The second component is the threshold. We normally say anything [such as a drug costing] less than £20,000 (US$30,000) per QALY should be a yes unless there are other factors. Above £30,000, there should be increasing reluctance to say yes except under special circumstances. The third component, which is I think the trickiest one, is what the economists call the economic perspective. We look at the costs and savings to the health service. You could take into account the costs for carers and families, or implications for employment. The government has indicated that it does want a more societal perspective. How far it will go, I don’t know — that’s a political decision, not a scientific one.

How does personalized medicine change the picture?

In some senses, personalized medicine is not new. For years we’ve been trying to make sure that we give the right antibiotic in relation to the sensitivity of the organisms, and we’ve been adjusting doses on the basis of renal function for drugs that are excreted in the urine.

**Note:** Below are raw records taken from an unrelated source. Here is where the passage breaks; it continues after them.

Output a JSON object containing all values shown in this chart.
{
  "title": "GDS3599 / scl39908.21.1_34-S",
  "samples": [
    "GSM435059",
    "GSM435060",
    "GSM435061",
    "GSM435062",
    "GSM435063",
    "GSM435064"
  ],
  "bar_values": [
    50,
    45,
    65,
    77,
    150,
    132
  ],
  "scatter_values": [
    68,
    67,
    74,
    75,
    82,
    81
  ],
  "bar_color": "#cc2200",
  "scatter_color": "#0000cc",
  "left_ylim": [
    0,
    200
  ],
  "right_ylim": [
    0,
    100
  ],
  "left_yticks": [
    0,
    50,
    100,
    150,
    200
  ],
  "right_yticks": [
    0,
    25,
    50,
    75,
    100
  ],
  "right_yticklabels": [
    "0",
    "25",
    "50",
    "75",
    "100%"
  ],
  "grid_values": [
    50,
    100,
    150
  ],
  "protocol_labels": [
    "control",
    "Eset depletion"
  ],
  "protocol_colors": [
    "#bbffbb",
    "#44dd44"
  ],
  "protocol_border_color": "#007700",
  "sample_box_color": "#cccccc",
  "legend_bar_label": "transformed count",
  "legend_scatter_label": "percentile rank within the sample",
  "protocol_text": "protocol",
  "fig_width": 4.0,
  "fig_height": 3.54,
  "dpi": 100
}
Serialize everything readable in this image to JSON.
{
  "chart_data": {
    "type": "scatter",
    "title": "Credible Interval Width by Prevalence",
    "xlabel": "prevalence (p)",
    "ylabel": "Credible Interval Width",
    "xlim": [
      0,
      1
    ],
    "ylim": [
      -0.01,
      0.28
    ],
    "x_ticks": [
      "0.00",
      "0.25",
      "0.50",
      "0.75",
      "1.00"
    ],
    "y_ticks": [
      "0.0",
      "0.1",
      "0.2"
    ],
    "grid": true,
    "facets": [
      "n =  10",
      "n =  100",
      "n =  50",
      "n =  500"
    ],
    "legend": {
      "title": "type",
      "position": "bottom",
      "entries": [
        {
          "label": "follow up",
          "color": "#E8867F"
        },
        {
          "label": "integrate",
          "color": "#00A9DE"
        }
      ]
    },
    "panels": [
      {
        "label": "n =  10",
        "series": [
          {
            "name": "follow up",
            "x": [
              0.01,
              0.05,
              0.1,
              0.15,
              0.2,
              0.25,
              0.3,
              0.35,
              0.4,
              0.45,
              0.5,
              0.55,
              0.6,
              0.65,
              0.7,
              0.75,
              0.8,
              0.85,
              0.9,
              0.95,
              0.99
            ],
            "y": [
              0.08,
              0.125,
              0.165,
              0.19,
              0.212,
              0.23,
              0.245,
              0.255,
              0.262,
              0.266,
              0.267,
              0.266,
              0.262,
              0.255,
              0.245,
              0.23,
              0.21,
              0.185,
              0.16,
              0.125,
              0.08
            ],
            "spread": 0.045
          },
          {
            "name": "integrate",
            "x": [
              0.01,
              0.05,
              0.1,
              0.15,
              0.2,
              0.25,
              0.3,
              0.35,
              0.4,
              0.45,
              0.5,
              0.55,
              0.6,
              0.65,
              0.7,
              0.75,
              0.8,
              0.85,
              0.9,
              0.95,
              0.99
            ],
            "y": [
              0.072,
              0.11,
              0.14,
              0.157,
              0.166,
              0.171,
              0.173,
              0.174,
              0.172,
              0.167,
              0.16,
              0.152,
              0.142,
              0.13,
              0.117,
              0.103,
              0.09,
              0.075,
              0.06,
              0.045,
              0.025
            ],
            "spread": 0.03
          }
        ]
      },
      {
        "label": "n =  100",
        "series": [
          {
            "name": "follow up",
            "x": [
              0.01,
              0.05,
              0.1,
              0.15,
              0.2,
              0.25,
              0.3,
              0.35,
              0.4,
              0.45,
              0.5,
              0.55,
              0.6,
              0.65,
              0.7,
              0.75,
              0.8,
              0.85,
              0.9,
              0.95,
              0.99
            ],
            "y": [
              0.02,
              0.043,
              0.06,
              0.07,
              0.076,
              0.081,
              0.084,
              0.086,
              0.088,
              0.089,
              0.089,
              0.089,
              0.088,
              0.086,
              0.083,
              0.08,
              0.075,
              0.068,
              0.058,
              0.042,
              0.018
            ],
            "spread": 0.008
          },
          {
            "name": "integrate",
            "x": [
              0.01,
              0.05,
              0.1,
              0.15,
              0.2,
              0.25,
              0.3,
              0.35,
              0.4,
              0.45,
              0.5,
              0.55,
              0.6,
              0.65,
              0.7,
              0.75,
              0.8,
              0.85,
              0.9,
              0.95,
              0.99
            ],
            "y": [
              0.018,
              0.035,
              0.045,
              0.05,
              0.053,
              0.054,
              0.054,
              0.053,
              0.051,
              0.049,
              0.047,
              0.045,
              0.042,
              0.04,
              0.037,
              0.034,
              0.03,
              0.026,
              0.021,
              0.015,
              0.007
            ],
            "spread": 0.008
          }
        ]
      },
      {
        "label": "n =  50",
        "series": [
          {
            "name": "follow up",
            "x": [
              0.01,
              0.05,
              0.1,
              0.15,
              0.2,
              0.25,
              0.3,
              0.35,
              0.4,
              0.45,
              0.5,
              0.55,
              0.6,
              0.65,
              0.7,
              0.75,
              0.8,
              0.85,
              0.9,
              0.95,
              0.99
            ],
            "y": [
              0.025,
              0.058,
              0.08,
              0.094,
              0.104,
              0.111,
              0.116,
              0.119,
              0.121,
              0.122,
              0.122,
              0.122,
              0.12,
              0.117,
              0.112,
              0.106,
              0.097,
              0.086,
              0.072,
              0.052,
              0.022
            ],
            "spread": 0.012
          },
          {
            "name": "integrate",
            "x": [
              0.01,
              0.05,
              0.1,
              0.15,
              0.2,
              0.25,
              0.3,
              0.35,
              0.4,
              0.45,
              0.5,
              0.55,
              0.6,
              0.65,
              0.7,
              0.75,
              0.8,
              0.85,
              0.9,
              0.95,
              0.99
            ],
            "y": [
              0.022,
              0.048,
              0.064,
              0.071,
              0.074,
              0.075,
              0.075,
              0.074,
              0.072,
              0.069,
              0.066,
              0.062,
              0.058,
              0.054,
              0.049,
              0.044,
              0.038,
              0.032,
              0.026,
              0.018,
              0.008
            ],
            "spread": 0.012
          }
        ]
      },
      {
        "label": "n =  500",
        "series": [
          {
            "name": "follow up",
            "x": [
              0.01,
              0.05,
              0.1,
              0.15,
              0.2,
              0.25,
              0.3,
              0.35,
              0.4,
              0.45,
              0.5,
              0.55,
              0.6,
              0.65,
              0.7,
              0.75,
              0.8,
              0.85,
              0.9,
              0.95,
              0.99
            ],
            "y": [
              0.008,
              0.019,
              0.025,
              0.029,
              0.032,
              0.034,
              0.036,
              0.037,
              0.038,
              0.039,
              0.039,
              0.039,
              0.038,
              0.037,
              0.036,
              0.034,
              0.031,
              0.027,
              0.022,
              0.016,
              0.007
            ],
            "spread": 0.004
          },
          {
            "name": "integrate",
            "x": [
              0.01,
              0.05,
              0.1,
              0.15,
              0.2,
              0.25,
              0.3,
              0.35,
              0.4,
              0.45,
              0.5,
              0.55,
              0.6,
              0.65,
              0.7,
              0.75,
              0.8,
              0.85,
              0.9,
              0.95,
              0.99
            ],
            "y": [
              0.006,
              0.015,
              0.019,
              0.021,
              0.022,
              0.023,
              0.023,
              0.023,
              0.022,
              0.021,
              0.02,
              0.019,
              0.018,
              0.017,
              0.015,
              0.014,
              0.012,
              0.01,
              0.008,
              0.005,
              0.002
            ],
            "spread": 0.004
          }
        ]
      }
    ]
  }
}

In my ideal world, we will all have an electronic health record, with a real-time decision-support mechanism built in so it’ll tell your health-care provider what to do next — when should he or she be measuring your blood pressure, when was the last time you had a cholesterol test done — all that will be flagged up. And you’ll have your whole genome scan inside it too, so instead of having to do a genetic test for general things, it’ll all be there.

What are the biggest challenges for medical research?

It has become incredibly difficult to do clinical research. And there are three problems. One is the European Clinical Trials Directive, which is being replaced with a regulation that is actually a considerable improvement. The second is ethics arrangements [for giving the go-ahead to clinical trials]. The UK Health Research Authority is making great steps in bringing all the ethical approvals together. That’s good.

The third problem, which causes the greatest frustrations to everybody, is the research governance arrangements. I met a woman who was doing a [clinical] trial in 62 different hospitals and she’d had 62 CRB checks [Criminal Records Bureau checks for past criminal convictions]. It’s a nightmare. What is needed is a single sign-off, ideally a national sign-off.

What are you going to do next?

I’m president of the UK Royal Society of Medicine, I’m chairman of UK BioBank, and I’m going to become chairman of the Eastern Academic Health Sciences Network [a collection of researchers in universities, hospitals and other medical facilities in the east of England]. And doing good things there.